# "You need permission to perform this action"



## jnhay

That's the error message that comes up when I try to delete the folder I just downloaded a few minutes earlier. I'm the only user on this computer, so I don't understand why I can't just send the folder to the recycle bin? Any help?


----------



## 1 g0t 0wn3d

Did you download this from a p2p like limewire?


----------



## jnhay

I got it from softpedia.com, I now see Vista wasn't included under requirements, but I should still be able to delete it shouldn't I?


----------



## Leumas

I had the same message when trying to install an printer, you have to install your self as the administrator. heres what I had to do.
1. Click start windows button
2.click programs
3. click accessories
4. Right Click command prompt and slect run as Adminstrator
5. click continue
6. type in witth out quotes "net user administrator /antive:yes
7. enter
8. restart computer


----------



## Oceanborn

Leumas said:


> I had the same message when trying to install an printer, you have to install your self as the administrator. heres what I had to do.
> 1. Click start windows button
> 2.click programs
> 3. click accessories
> 4. Right Click command prompt and slect run as Adminstrator
> 5. click continue
> 6. type in witth out quotes "net user administrator /active:yes
> 7. enter
> 8. restart computer


Or....you can disable UAC control altogether and stop the annoying messages once and for all...

Control panel, user accounts, disable UAC control


----------



## ray207

Leumas said:


> I had the same message when trying to install an printer, you have to install your self as the administrator. heres what I had to do.
> 1. Click start windows button
> 2.click programs
> 3. click accessories
> 4. Right Click command prompt and slect run as Adminstrator
> 5. click continue
> 6. type in witth out quotes "net user administrator /active:yes
> 7. enter
> 8. restart computer


Spot on! you obviously know computers, where do you get the information to do this kind of work.

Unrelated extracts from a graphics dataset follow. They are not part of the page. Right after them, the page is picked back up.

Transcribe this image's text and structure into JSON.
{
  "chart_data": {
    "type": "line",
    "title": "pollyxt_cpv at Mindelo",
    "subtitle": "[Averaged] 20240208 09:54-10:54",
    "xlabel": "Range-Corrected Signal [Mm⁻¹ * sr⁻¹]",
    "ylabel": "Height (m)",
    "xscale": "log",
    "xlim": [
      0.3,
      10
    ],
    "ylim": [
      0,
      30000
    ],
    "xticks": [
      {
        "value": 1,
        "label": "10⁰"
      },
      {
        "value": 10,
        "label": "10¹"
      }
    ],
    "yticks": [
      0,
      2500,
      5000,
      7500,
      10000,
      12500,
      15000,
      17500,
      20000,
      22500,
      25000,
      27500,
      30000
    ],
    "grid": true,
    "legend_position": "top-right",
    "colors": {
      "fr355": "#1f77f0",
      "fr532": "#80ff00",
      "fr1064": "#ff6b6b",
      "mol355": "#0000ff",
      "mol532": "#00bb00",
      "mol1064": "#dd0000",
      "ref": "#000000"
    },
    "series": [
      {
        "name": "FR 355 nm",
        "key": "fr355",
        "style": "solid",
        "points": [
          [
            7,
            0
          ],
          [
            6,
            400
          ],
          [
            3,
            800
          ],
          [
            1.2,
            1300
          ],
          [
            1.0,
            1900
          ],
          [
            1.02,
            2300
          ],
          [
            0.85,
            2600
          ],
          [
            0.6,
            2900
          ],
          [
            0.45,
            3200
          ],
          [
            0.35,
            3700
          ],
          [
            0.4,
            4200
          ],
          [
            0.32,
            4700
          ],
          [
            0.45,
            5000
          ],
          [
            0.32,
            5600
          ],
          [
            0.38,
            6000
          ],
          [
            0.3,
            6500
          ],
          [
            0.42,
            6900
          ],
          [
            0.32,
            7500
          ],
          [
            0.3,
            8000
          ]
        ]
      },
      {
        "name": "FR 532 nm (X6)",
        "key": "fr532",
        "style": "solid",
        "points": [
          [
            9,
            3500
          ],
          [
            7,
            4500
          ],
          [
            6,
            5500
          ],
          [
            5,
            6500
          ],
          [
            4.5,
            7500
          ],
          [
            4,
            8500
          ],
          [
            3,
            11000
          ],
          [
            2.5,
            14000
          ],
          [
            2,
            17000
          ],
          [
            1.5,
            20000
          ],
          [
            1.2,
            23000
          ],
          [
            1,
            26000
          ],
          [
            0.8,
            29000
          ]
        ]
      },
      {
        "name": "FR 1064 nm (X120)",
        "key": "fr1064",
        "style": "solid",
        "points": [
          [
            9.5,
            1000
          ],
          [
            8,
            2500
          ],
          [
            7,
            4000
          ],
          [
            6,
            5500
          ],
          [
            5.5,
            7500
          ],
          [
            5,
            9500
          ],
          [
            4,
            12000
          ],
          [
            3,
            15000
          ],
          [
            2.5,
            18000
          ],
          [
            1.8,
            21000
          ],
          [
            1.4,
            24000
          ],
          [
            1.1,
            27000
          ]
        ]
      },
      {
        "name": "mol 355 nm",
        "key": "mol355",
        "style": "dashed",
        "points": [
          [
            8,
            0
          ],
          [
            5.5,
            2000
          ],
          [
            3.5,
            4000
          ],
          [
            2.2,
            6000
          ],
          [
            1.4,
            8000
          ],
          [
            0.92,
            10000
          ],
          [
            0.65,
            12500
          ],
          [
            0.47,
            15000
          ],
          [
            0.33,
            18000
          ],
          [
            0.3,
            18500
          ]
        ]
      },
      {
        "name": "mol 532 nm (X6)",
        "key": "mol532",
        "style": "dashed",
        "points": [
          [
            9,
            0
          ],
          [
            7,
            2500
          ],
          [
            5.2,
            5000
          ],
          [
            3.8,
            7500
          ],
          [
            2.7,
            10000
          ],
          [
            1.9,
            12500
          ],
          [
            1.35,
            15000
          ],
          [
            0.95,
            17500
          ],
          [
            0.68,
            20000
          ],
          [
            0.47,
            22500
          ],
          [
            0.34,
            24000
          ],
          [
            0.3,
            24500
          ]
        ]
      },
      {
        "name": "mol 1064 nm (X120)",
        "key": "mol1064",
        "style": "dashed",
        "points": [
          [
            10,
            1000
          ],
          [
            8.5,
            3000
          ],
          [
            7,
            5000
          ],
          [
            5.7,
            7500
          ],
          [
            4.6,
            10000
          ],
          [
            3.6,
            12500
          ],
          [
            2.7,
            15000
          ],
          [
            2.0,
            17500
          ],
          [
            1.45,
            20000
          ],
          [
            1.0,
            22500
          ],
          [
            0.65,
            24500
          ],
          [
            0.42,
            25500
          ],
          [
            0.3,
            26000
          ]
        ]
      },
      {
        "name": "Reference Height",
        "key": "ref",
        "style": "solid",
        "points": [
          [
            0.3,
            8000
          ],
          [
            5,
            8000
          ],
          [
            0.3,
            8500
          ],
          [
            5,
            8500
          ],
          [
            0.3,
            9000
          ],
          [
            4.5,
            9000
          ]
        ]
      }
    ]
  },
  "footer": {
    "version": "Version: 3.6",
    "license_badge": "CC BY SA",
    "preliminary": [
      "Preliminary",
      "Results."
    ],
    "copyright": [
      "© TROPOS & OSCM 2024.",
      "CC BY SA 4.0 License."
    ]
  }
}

BTW disabling UAC has no effect on this particular situation.


----------



## VampireJesues

I just dealt with this myself. Due to problems with an installation of Windows Vista, I was left with a Windows.old folder that was in my C:\ just taking up vital space.

It was a tricky one, but using a helpful post that I saw here I was able to get things finally said and done. The key is to use the steps for ADD through to FIND NOW until you get as far down as you can go and then you can select All Access to give you every imaginable access to the files that you can get in Windows Vista.

Hope this helps and isn't too un-informative.

Ok, I made a test folder here to up the informative quality and I'll go through a quick run-down of the process

First you want to right-click the folder or the file and then you select Properties and go to the Security tab and under that you select Advanced. Then in the next window that pops up, you should already be under Permissions tab. Click the Edit button and then click the Add button in the next window. Click on Advanced, then click on Find Now and select the profile that you are using from the list and click OK. Then you are ready to click OK again to go to the list where you will select your permissions. Just select Full Control and you can do anything you like with your files/folders now.


----------



## coryb891

I get this message a lot when when I attempt to move or delete a directory and I have one or more files within that directory open in an application. First it says "You need to confirm this operation", and then it says "You need permission to perform this action". Strangely, it seems to occur only when files in subdirectories are open and not when files directly within the directory are open.

Demonstration:
1) Open up two Windows Explorer windows.
2) In one of the explorers, create a directory named "TopDir" and a subdirectory named "SubDir". Open SubDir in explorer.
3) Right-click in the SubDir folder and select "New" and then "Compressed (zipped) Folder".
4) Double-click the new zip file to open it in Explorer.
5) From the OTHER explorer window, attempt to delete the TopDir folder. You will experience this strange behavior.

If you instead tried to create the zip file directly inside of TopDir, open the zip, and then try to delete TopDir, it deletes fine.

Why do we get such a misleading error message? Something like "Cannot delete or move this directory because one or more files in this directory are in use," would be a LOT more helpful.


----------



## getincrazy

thank, I'd done all that is working.


----------



## sobeit

a folder??? from softpedia???? Usually you only download files from softpedia. Was it a folder that was created when you installed the program you downloaded or is it a folder that was part of the extraction of the file you downloaded. 

try deleting it in safemode


----------